Gudanga boulayi

Scientific classification
- Kingdom: Animalia
- Phylum: Arthropoda
- Clade: Pancrustacea
- Class: Insecta
- Order: Hemiptera
- Suborder: Auchenorrhyncha
- Family: Cicadidae
- Genus: Gudanga
- Species: G. boulayi
- Binomial name: Gudanga boulayi Distant, 1905

= Gudanga boulayi =

- Genus: Gudanga
- Species: boulayi
- Authority: Distant, 1905

Species of cicada

Gudanga boulayi is a species of cicada, also known as the red blackwing, in the true cicada family, Cicadettinae subfamily and Cicadettini tribe.
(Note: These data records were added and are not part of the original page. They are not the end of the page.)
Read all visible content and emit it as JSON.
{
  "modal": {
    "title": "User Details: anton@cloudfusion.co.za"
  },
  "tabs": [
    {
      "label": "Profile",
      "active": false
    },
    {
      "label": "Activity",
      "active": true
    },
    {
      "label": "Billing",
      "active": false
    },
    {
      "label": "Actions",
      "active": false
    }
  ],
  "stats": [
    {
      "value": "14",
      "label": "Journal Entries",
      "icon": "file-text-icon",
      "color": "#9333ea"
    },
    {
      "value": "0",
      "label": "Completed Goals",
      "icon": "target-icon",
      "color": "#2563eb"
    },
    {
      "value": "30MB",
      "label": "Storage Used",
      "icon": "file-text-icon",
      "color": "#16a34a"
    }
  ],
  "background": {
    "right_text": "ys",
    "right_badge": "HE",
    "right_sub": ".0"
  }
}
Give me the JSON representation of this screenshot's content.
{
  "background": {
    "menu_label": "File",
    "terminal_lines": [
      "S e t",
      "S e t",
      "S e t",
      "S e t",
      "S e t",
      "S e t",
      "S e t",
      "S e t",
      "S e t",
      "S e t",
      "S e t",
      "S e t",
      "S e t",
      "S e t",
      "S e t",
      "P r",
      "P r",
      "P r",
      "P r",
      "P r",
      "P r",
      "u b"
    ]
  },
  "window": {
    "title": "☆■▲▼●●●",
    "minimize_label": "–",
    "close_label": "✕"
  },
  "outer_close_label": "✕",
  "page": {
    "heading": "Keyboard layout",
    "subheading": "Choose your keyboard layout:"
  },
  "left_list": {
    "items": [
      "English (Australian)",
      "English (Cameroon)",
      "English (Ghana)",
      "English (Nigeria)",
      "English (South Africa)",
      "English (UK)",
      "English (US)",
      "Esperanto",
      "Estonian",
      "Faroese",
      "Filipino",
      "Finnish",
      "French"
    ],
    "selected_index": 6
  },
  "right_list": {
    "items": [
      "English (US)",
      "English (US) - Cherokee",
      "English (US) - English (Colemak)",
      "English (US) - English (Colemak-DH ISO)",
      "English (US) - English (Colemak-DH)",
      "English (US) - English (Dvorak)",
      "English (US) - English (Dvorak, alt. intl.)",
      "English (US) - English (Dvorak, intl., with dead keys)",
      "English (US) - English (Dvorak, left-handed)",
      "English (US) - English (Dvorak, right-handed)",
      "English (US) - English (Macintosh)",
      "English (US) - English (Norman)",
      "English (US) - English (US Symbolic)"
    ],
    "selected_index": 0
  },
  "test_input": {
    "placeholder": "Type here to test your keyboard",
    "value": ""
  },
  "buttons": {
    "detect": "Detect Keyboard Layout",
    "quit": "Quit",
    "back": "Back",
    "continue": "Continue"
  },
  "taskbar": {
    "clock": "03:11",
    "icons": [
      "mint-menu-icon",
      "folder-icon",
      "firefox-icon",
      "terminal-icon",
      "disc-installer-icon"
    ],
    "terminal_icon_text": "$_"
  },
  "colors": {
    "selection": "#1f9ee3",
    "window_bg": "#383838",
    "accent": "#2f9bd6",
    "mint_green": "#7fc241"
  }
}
It is endemic to Australia. It was described in 1905 by English entomologist William Lucas Distant.

==Description==
The length of the forewing is 15–22 mm.

==Distribution and habitat==
The species occurs in south-west Western Australia in the area from Murchison River east to Kalgoorlie and south to Katanning and Kulikup. The holotype was collected at Champion Bay. Its associated habitat is tall, open Acacia woodland.

==Behaviour==
Adults appear from October to February, clinging to the trunks and upper branches of wattle trees, including mulga.